Gerechtshof Leeuwarden

Datum uitspraak
25 maart 2008
Publicatiedatum
5 april 2013
Zaaknummer
BK 140/07 WOZ
Instantie
Gerechtshof Leeuwarden
Type
Uitspraak
Procedures
  • Hoger beroep
Vindplaatsen
  • Rechtspraak.nl
AI samenvatting door LexboostAutomatisch gegenereerd

Hoger beroep tegen WOZ-beschikking en niet ontvangen uitnodiging voor zitting

In deze zaak gaat het om een hoger beroep tegen een WOZ-beschikking van de heffingsambtenaar van de gemeente Haren.

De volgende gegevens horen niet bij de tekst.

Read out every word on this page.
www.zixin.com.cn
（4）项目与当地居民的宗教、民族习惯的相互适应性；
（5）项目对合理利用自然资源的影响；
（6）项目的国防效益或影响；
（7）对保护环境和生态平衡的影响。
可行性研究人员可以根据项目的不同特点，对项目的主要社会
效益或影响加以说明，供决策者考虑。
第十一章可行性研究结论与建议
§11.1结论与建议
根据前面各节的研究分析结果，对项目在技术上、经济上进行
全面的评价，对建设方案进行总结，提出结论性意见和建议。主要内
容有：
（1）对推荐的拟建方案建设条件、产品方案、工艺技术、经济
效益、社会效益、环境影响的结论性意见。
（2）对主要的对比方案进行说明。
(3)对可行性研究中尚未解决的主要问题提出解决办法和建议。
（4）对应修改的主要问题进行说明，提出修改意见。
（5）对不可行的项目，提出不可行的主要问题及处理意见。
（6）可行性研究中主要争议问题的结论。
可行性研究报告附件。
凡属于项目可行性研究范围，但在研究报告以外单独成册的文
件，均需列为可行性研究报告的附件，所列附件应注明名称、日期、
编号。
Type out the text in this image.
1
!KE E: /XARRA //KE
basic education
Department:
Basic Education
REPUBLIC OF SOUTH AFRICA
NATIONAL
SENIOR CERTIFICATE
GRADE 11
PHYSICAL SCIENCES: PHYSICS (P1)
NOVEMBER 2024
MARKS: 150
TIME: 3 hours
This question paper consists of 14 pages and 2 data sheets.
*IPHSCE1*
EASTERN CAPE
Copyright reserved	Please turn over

De belanghebbende, eigenaar van een onroerende zaak, heeft in appel aangevoerd dat hij de uitnodiging voor de zitting van de rechtbank niet heeft ontvangen, waardoor hij niet ter zitting is verschenen. De mondelinge behandeling vond plaats op 11 maart 2008 in Leeuwarden, onder leiding van mr. G.M. van der Meer, met mr. J.D.S.L. Bosch en mr. F.J.W. Drion als raden, en mr. H. de Jong als griffier.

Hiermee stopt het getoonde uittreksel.